Así que si la etiqueta de su producto obvia alguno de estos asuntos, por su salud, evítelo.

Tenga en cuenta que los alimentos y, por tanto las etiquetas, reflejan los continuos avances en la ciencia y la nutrición, así como cambios en el comportamiento del consumidor.

Kosher
Proceso de producción que sigue las guías de la ley judía. Es un estándar que cumplen muchos alimentos hoy en día y no tiene ninguna incidencia en su calidad nutricional.

Gluten free
Libre de gluten, que es una proteína que se encuentra en algunos granos, como el trigo, a la que se puede desarrollar una fuerte intolerancia. Su ausencia no garantiza menos calorías.

Light

El producto es más ligero que su versión convencional, pero no hay legislación que especifique lo que significa exactamente, por lo que es importante revisar el contenido con cuidado.

Sin azúcar añadido
El azúcar es un componente natural de varios alimentos, como los carbohidratos.
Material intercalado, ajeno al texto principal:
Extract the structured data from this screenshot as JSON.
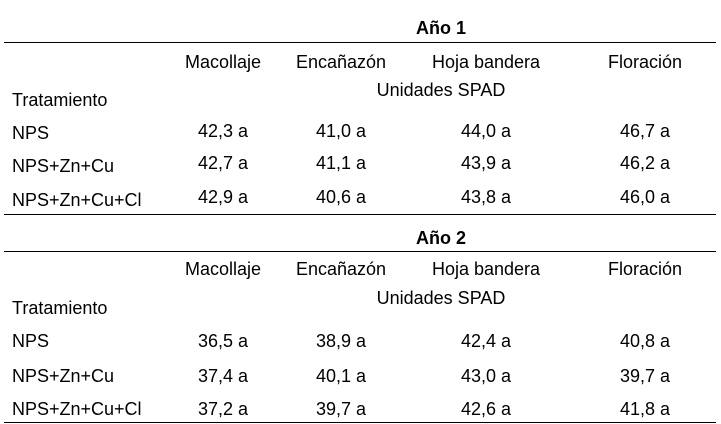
{
  "years": [
    {
      "title": "Año 1",
      "stages": [
        "Macollaje",
        "Encañazón",
        "Hoja bandera",
        "Floración"
      ],
      "unit": "Unidades SPAD",
      "row_header": "Tratamiento",
      "rows": [
        {
          "treatment": "NPS",
          "values": [
            "42,3 a",
            "41,0 a",
            "44,0 a",
            "46,7 a"
          ]
        },
        {
          "treatment": "NPS+Zn+Cu",
          "values": [
            "42,7 a",
            "41,1 a",
            "43,9 a",
            "46,2 a"
          ]
        },
        {
          "treatment": "NPS+Zn+Cu+Cl",
          "values": [
            "42,9 a",
            "40,6 a",
            "43,8 a",
            "46,0 a"
          ]
        }
      ]
    },
    {
      "title": "Año 2",
      "stages": [
        "Macollaje",
        "Encañazón",
        "Hoja bandera",
        "Floración"
      ],
      "unit": "Unidades SPAD",
      "row_header": "Tratamiento",
      "rows": [
        {
          "treatment": "NPS",
          "values": [
            "36,5 a",
            "38,9 a",
            "42,4 a",
            "40,8 a"
          ]
        },
        {
          "treatment": "NPS+Zn+Cu",
          "values": [
            "37,4 a",
            "40,1 a",
            "43,0 a",
            "39,7 a"
          ]
        },
        {
          "treatment": "NPS+Zn+Cu+Cl",
          "values": [
            "37,2 a",
            "39,7 a",
            "42,6 a",
            "41,8 a"
          ]
        }
      ]
    }
  ]
}
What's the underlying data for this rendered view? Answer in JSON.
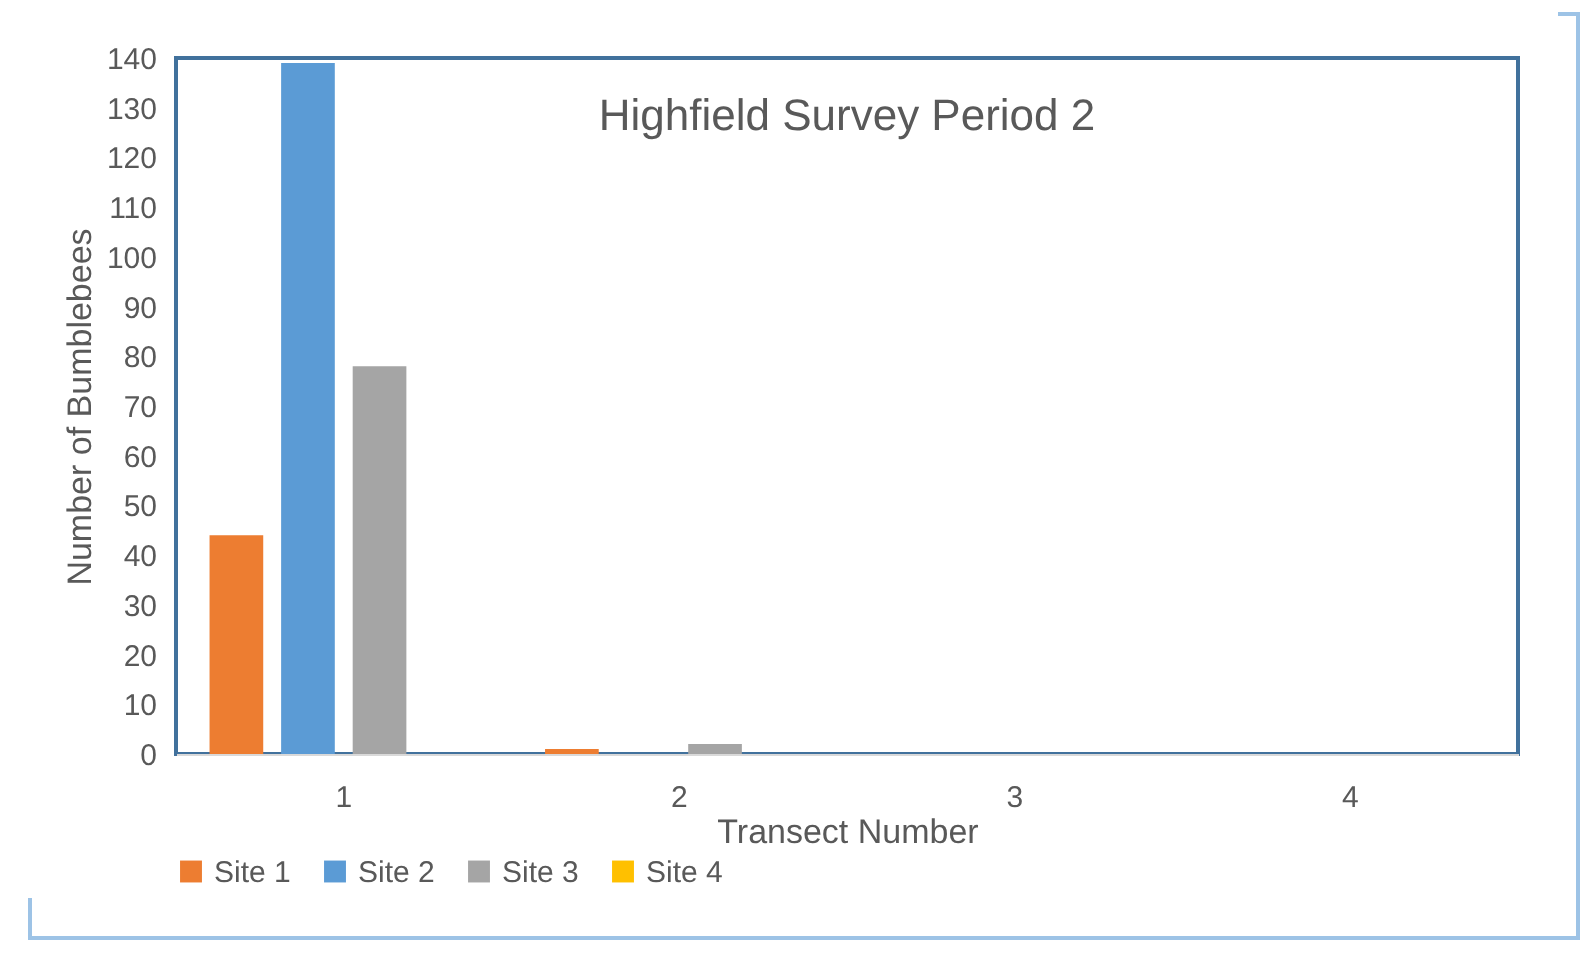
{
  "chart_data": {
    "type": "bar",
    "title": "Highfield Survey Period 2",
    "xlabel": "Transect Number",
    "ylabel": "Number of Bumblebees",
    "categories": [
      "1",
      "2",
      "3",
      "4"
    ],
    "series": [
      {
        "name": "Site 1",
        "color": "#ed7d31",
        "values": [
          44,
          1,
          0,
          0
        ]
      },
      {
        "name": "Site 2",
        "color": "#5b9bd5",
        "values": [
          139,
          0,
          0,
          0
        ]
      },
      {
        "name": "Site 3",
        "color": "#a5a5a5",
        "values": [
          78,
          2,
          0,
          0
        ]
      },
      {
        "name": "Site 4",
        "color": "#ffc000",
        "values": [
          0,
          0,
          0,
          0
        ]
      }
    ],
    "ylim": [
      0,
      140
    ],
    "yticks": [
      0,
      10,
      20,
      30,
      40,
      50,
      60,
      70,
      80,
      90,
      100,
      110,
      120,
      130,
      140
    ],
    "grid": false,
    "legend": "bottom"
  }
}
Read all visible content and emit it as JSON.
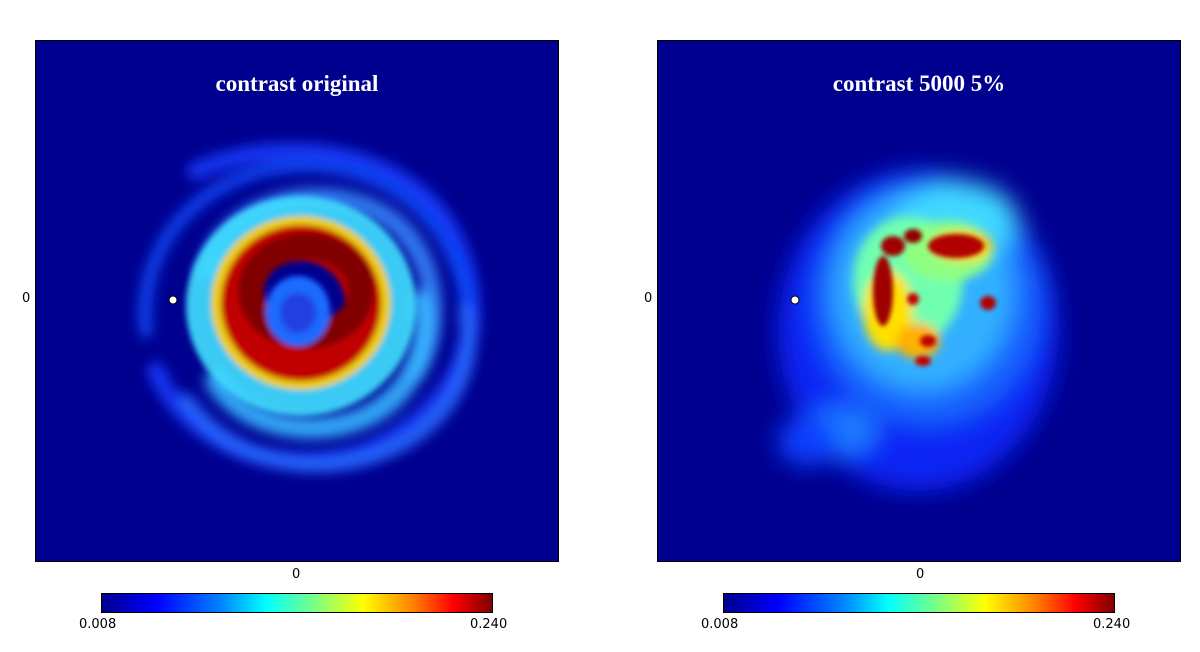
{
  "panels": [
    {
      "title": "contrast original",
      "x_tick": "0",
      "y_tick": "0",
      "colorbar": {
        "min_label": "0.008",
        "max_label": "0.240"
      }
    },
    {
      "title": "contrast 5000 5%",
      "x_tick": "0",
      "y_tick": "0",
      "colorbar": {
        "min_label": "0.008",
        "max_label": "0.240"
      }
    }
  ],
  "colors": {
    "background": "#00008f",
    "low": "#0000ff",
    "mid": "#00ffff",
    "high": "#ffff00",
    "peak": "#800000",
    "marker": "#ffffff"
  },
  "colormap": "jet"
}
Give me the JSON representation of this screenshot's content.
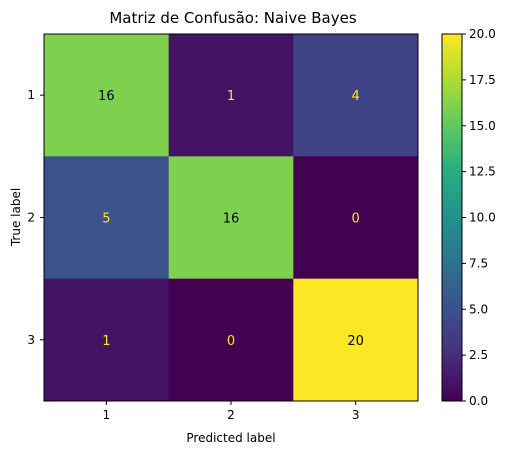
{
  "chart_data": {
    "type": "heatmap",
    "title": "Matriz de Confusão: Naive Bayes",
    "xlabel": "Predicted label",
    "ylabel": "True label",
    "x_categories": [
      "1",
      "2",
      "3"
    ],
    "y_categories": [
      "1",
      "2",
      "3"
    ],
    "matrix": [
      [
        16,
        1,
        4
      ],
      [
        5,
        16,
        0
      ],
      [
        1,
        0,
        20
      ]
    ],
    "colormap": "viridis",
    "vmin": 0,
    "vmax": 20,
    "colorbar_ticks": [
      "0.0",
      "2.5",
      "5.0",
      "7.5",
      "10.0",
      "12.5",
      "15.0",
      "17.5",
      "20.0"
    ],
    "colorbar_values": [
      0,
      2.5,
      5,
      7.5,
      10,
      12.5,
      15,
      17.5,
      20
    ],
    "label_color_dark": "#000000",
    "label_color_light": "#fde725"
  }
}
Cuando un producto tiene esta leyenda, no quiere decir que no tenga azúcar.

Isabel carmona
Especialista en educación y nutrición

A veces la fecha de vencimiento está oculta y es difícil de encontrar, o está borrosa. ¿Qué entidad regula esto?

“Lo vigilan y controlan el Invima y la secretarías de salud”.

¿Cuáles son los ingredientes alergénicos, cómo podemos identificar su presencia en productos alimentarios y quienes deben tener precaución con ellos?

“Son algunos cereales que contienen gluten (trigo, centeno, entre otros), crustáceos y sus productos, huevos y subproductos, pescado y productos pesqueros; maní, soya y sus productos; leche y productos lácteos, nueces de árboles y sus productos derivados y los sulfitos. Los podemos identificar en la lista de ingredientes y esta información es específicamente para aquellas personas que tienen una hipersensibilidad, alergia o intolerancia diagnosticada a estos ingredientes o alimentos”.

¿Cuáles son los ingredientes principales para evitar en los alimentos que se leen en la etiqueta?

“Los que no esperaríamos o que de manera natural no estarían presentes en esos productos”.

Cero grasa trans, ¿significa que no la contiene?

“En algunas ocasiones es que tiene 0 gramos de grasas trans por porción de producto, pero es posible que al incrementar la cantidad (si no comemos una sino 2 porciones o más), el consumo de grasas trans empiece a ser representativo. Esto puede pasar por ejemplo con algunas margarinas, esparcibles y productos de panadería”.

¿Qué significa natural en un producto?

“Es un término que en la legislación Colombiana es ambiguo, por ello en ocasiones se usa de manera inadecuada”.

¿Qué significa saludable?

“Es interesante aclarar que el término saludable esta expresamente prohibido en la legislación colombiana en el etiquetado de alimentos”.